Is the PMP Certification Worth It for Legal Marketers?

A key driver in today’s legal environment is the need to manage all aspects of a firm as efficiently as possible to enhance the client experience and drive profits. Much of a law firm’s day-to-day work involves marketing projects that must be managed effectively to achieve those ends. Doing so requires a framework and strong project management tools.

To meet the increasing demand for robust project management skills, some legal professionals are obtaining their Project Management Professional (PMP) certification from the Project Management Institute. But what is the PMP, what does it provide and is it worth it for legal marketers?

The PMP, a credential gained through the Project Management Institute (PMI), is considered the industry gold standard in project management certification. It provides a framework to help project managers meet the triple constraint for completing projects -- keeping a project on budget, within scope and on or ahead of schedule. The PMP provides a solid management framework based on PMI’s own guide, the Project Management Body of Knowledge (PMBOK). This manual provides PMI’s global standards for project management that include guidelines, rules and characteristics for the activity.

Largely known for use in technology and large-scale construction projects, the PMP teaches project managers to manage projects of all sizes.

“It’s a way to provide a streamlined set of processes and systems across projects and the same consistent, continuous experience for every client,” explains Scott Rubenstein of Rubenstein Technology Group, developers of RubyLaw, in New York City, who earned his PMP in 2010. 

But this rigorous credential is not easy to obtain. It requires 4500 hours of prior project management experience (which is an average of two to three years of full-time experience managing projects). It also requires completing a detailed application, including quantifying every hour of experience, and taking a 35-hour training bootcamp before sitting for the test.

“You can’t fudge those hours, either,” says Brandon McAfee, Senior Business Development & Marketing Manager at Miles & Stockbridge who obtained his PMP in December 2015. “Attempting to falsify experience can lead to an audit, which will require you to have a manager sign off on every project you identify as having completed,” warns McAfee.

It was the rigor that drew both McAfee and Rubenstein to the certification. “The PMP seemed the most well-known and hardest credential to get,” explains Rubenstein. “It’s a real credential that requires you to show proficiency in their project management body of knowledge.” The skills and experiences associated with the PMP have helped Rubenstein Tech complete large website projects for big law firms like Bryan Cave, Winston Strawn, Perkins Coie and Akin Gump.

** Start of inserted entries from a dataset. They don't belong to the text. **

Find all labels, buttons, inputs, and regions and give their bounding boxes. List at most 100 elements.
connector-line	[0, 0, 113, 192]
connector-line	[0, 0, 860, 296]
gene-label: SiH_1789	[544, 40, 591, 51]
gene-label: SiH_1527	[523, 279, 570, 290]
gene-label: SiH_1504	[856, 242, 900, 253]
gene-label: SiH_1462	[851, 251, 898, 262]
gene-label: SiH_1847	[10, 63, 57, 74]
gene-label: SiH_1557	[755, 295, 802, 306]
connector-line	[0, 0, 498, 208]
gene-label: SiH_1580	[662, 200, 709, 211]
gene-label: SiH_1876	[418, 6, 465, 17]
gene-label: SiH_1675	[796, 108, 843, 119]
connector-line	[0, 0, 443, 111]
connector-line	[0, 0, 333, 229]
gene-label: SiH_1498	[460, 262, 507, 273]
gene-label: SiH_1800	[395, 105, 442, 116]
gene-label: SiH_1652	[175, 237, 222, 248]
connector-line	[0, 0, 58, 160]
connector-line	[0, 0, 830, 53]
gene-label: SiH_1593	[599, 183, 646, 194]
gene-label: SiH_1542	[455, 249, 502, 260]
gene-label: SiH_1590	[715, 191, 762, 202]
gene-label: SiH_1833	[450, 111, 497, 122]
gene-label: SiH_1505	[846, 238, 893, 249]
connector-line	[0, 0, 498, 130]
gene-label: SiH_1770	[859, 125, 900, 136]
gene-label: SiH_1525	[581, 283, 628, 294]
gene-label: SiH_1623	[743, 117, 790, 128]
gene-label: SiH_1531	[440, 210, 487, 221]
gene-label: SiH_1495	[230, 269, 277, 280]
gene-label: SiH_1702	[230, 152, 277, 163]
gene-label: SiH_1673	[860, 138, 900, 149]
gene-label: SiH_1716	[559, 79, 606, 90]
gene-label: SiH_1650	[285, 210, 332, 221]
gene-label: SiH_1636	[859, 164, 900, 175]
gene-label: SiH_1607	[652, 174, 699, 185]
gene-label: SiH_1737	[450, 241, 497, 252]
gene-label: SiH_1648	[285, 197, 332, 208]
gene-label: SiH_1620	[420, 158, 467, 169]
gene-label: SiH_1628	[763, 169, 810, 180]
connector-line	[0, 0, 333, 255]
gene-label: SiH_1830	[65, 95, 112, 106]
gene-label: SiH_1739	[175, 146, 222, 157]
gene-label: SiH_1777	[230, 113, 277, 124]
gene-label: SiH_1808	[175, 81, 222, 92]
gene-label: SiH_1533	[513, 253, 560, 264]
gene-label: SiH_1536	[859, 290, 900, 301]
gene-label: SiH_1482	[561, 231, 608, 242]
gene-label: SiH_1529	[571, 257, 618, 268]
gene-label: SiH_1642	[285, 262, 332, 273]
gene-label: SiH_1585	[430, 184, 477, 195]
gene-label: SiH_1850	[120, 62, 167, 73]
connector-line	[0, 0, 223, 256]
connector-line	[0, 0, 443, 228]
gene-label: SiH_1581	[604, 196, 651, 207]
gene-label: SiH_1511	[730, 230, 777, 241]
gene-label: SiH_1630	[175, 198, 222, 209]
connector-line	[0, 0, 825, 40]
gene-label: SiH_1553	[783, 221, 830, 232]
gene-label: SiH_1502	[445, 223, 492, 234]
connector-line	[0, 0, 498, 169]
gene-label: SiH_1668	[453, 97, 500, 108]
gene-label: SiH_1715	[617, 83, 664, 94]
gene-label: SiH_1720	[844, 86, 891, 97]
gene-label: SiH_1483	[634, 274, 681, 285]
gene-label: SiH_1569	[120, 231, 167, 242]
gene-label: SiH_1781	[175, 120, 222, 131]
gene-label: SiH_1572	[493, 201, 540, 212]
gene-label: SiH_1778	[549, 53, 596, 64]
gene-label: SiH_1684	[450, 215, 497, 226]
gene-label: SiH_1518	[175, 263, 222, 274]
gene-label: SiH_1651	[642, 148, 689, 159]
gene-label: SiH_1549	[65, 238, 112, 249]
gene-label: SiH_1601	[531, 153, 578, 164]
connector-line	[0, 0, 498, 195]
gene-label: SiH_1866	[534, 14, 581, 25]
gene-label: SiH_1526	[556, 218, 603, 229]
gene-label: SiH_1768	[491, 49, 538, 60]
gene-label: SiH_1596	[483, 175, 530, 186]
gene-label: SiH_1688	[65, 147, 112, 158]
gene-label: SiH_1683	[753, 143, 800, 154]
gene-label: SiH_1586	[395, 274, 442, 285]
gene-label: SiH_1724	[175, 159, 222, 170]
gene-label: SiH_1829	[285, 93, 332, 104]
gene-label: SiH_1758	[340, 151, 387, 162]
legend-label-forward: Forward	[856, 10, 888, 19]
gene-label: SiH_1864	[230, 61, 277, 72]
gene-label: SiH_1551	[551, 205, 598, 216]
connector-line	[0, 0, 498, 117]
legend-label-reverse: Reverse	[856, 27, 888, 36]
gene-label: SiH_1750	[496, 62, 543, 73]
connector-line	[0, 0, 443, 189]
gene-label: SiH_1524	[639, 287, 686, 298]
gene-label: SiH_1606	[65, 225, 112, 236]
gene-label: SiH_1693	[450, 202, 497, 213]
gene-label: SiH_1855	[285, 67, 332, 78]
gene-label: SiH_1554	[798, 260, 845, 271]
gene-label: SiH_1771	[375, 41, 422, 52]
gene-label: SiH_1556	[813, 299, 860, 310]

McAfee, who says the training provided through the certification is useful for marketing technology programs like mobile websites, salesforce implementation and proposal automation implementation, says the PMP started out as a professional goal of his. “I wanted to challenge myself, so I decided that the PMP was the certification to get,” he says.

Both said they studied for several months and used a variety of tools to prepare, including the PMBOK and, for McAfee, Rita Mulcahy’s PMP Exam Prep.

Rubenstein and McAfee also believe that the PMP can be useful for most people, particularly those who routinely manage projects. Though the PMI methodology is designed for high-level large projects, it can be scaled down and applied to smaller projects as well.

“It provides a structured approach, a mindset for completing projects,” explains Helena Lawrence, Senior Marketing & Business Development Manager at Orrick. 

Lawrence, who got her PMP in 2007 and is the Capital Chapter’s president-elect, finds it useful in multiple situations, including meeting planning. She, like McAfee and Rubenstein, maintains certification by completing 60 Professional Development Units (PDUs) every three years and maintaining membership in PMI. 

Rubenstein enjoys working with PMPs within law firms like Lawrence and McAfee. “They’d have a complete 360-degree view of a project and we’re speaking the same language, so there is not as much client education or training required to complete projects,” he says.

Both McAfee and Rubenstein highly recommend the PMP for legal marketers. “Almost everything managers at law firms do is like a project, including trials, programs and selecting and procuring technology. You want to make sure you have a general framework from which to work,” Rubenstein explains. 

The PMP methodology, they say, also helps you identify and address issues based on the analysis you do when structuring the project using the guidelines. “It’s going to make you think of things a little bit differently when you’re managing a project from now on,” adds McAfee.

As important as anything else, says Rubenstein, is the fact that the use of the PMP methodology gives clients more confidence in your firm’s abilities and effectiveness.

Finally, says Lawrence, “The PMP is useful for people who want to advance into project or program management in their firms.” And, while there are alternative certifications you can get outside of PMI, their certifications, especially the PMP, is the traditional best in class.

In fact, for those who don’t want or aren’t ready for full PMP certification, PMI offers an alternative. It’s the CAPM or Certified Associate in Project Management. A lot less rigorous to obtain, it would give professionals who conduct regular smaller projects at work many of the same tools PMPs have. As importantly, it will provide the PMI methodology.